Stochastic Optimal Control for Multivariable Dynamical Systems Using Expectation Maximization

TL;DR

This paper introduces SOC-EM, an iterative trajectory optimization method for stochastic control of dynamical systems with measurement noise, combining reinforcement learning and maximum likelihood to improve cost reduction.

Contribution

It reformulates stochastic control as a reinforcement learning problem and proposes SOC-EM, a novel iterative optimization approach with theoretical and empirical performance improvements.

Findings

SOC-EM reduces cumulative cost-to-go effectively.

Theoretical proof of control parameter estimate uniqueness.
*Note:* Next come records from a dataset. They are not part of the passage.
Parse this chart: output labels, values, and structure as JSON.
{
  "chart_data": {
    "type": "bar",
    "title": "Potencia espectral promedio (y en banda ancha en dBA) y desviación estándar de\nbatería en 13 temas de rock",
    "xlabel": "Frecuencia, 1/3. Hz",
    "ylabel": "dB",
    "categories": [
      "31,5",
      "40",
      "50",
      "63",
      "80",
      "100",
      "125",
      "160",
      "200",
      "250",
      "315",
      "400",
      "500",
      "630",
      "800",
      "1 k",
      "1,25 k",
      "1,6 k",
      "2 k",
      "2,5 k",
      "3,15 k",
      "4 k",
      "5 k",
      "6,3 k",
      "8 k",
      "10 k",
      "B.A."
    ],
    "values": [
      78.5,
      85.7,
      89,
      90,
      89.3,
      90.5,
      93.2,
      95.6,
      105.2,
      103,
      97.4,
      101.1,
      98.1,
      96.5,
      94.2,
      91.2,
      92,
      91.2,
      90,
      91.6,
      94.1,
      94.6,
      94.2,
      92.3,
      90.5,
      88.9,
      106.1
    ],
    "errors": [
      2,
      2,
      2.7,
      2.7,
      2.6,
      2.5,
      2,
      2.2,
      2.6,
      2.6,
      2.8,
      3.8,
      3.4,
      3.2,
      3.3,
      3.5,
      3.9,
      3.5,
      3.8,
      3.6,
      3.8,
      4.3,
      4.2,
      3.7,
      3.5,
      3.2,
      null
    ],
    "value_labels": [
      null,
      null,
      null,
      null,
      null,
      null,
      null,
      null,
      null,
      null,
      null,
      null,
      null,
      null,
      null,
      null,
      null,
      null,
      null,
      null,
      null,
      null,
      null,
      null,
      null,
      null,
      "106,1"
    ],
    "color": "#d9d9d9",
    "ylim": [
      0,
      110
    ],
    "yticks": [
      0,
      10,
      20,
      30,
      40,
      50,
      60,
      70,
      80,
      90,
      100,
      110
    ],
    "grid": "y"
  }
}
Analysis of control covariance balances exploration and exploitation.

Abstract

Trajectory optimization is a fundamental stochastic optimal control problem. This paper deals with a trajectory optimization approach for dynamical systems subject to measurement noise that can be fitted into linear time-varying stochastic models. Exact/complete solutions to these kind of control problems have been deemed analytically intractable in literature because they come under the category of Partially Observable Markov Decision Processes (POMDPs). Therefore, effective solutions with reasonable approximations are widely sought for. We propose a reformulation of stochastic control in a reinforcement learning setting. This type of formulation assimilates the benefits of conventional optimal control procedure, with the advantages of maximum likelihood approaches. Finally, an iterative trajectory optimization paradigm called as Stochastic Optimal Control - Expectation Maximization (SOC-EM) is put-forth. This trajectory optimization procedure exhibits better performance in terms of reduction of cumulative cost-to-go which is proved both theoretically and empirically. Furthermore, we also provide novel theoretical work which is related to uniqueness of control parameter estimates. Analysis of the control covariance matrix is presented, which handles stochasticity through efficiently balancing exploration and exploitation.